Property Redress Scheme (PRS) has launched a tenancy mediation service for residential and commercial landlords, or their appointed letting agent, and tenants, with a view to helping find a resolution over issues which have arisen during a tenancy.
The service has long been in the planning pipeline but has been brought forward to support landlords and tenants struggling with the impact of the Covid-19 pandemic.
With existing court cases suspended, the government is urging landlords and tenants to come to agreements.
This is likely to continue in the future as the Ministry of Housing, Communities and Local Government is working with the master of the rolls to strengthen pre-action protocol requirements and extend this to possession claims in the private rented sector.
This will put the onus on all parties to negotiate and reach an agreement, rather than go to court.
Sean Hooker, head of redress for the PRS, said: “I am really excited about this new service from the Property Redress Scheme. We have had the idea for a while following confirmation that the government intends to change the way courts work and extend redress in the property sector. However, the unfortunate events with Coronavirus have encouraged us to accelerate access to the service.
“Mediation is a voluntary, without prejudice and confidential process, which allows disputes to be resolved much quicker and with less cost than court. As a landlord, it also enables you to demonstrate to the court that you have attempted to resolve your issues before coming to them.
“As an approved redress scheme, with extensive experience in housing matters, we are well placed to provide the expert help and assistance needed for successful outcomes.”
The PRS is also preparing for the government’s planned removal of the Section 21 possession process. The company believes that there will be even greater need for end of tenancy mediation to allow parties to move on without the need to go to court.

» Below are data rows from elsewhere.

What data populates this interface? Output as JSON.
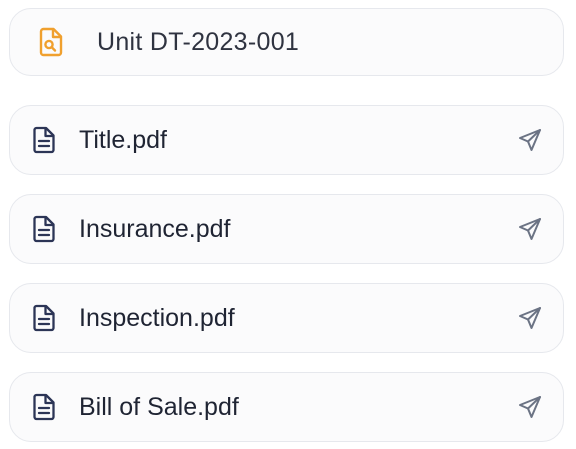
{
  "unit": {
    "title": "Unit DT-2023-001",
    "icon": "file-search-icon",
    "icon_color": "#f0a02e"
  },
  "files": [
    {
      "name": "Title.pdf"
    },
    {
      "name": "Insurance.pdf"
    },
    {
      "name": "Inspection.pdf"
    },
    {
      "name": "Bill of Sale.pdf"
    }
  ],
  "colors": {
    "file_icon": "#2c3556",
    "send_icon": "#6b7384",
    "card_border": "#e6e8ed",
    "card_bg": "#fbfbfc"
  }
}
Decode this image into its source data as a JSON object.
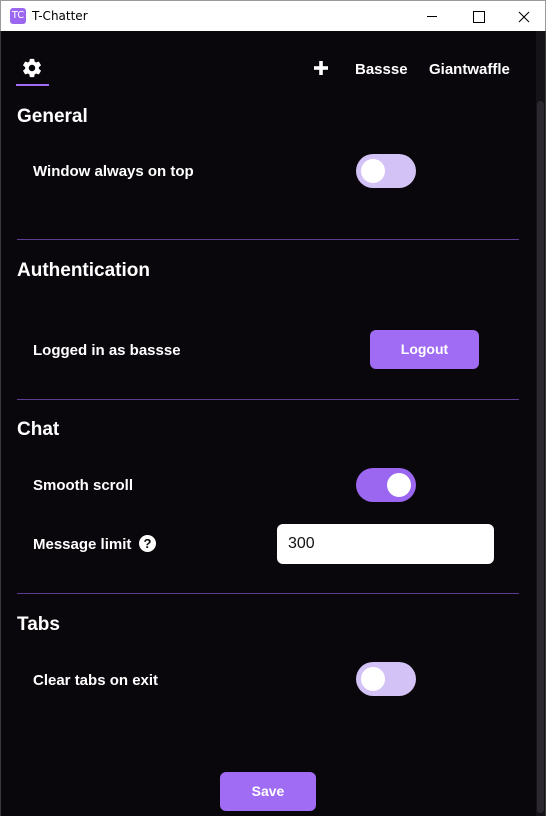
{
  "window": {
    "title": "T-Chatter",
    "icon_text": "TC",
    "accent": "#9b66f0"
  },
  "nav": {
    "settings_icon": "gear-icon",
    "add_icon": "plus-icon",
    "tabs": [
      "Bassse",
      "Giantwaffle"
    ]
  },
  "sections": {
    "general": {
      "title": "General",
      "always_on_top_label": "Window always on top",
      "always_on_top": false
    },
    "authentication": {
      "title": "Authentication",
      "status": "Logged in as bassse",
      "logout_label": "Logout"
    },
    "chat": {
      "title": "Chat",
      "smooth_scroll_label": "Smooth scroll",
      "smooth_scroll": true,
      "message_limit_label": "Message limit",
      "help_icon": "?",
      "message_limit_value": "300"
    },
    "tabs": {
      "title": "Tabs",
      "clear_tabs_label": "Clear tabs on exit",
      "clear_tabs": false
    }
  },
  "footer": {
    "save_label": "Save"
  }
}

Should landlords have problems with future possession claims, using the mediation service will demonstrate landlords’ readiness to engage with tenants through Alternative Dispute Resolution (ADR), which PRS is authorised to provide under the ADR Regulations 2015.
Paul Shamplina, founder of Landlord Action and brand ambassador for Hamilton Fraser, commented: “Our recent survey found that 74% of landlords have already been contacted by tenants who are struggling to pay rent due to reduced or terminated employment resulting from the pandemic.”
PRS mediation is a telephone-based service where the initial instruction comes from the landlord. On logging a case, an independent mediator will contact the tenant to ascertain whether they are happy to liaise with the mediator, and then discuss the issues raised with a view to coming to an agreement on either paying a reduced rent, deferred rent or settlement amount, with agreed ending of the tenancy.
Shampolina added: “With the reality that life will not return to ‘normal’ for some time, the most sensible solution is mediation, particularly as landlords will be unlikely to be able to gain possession of their properties for six to nine months or more.
“Safe in the knowledge that the professional mediators at PRS are completely impartial, the service will help tenants and landlords have engagement, help them to reach a fair agreement.”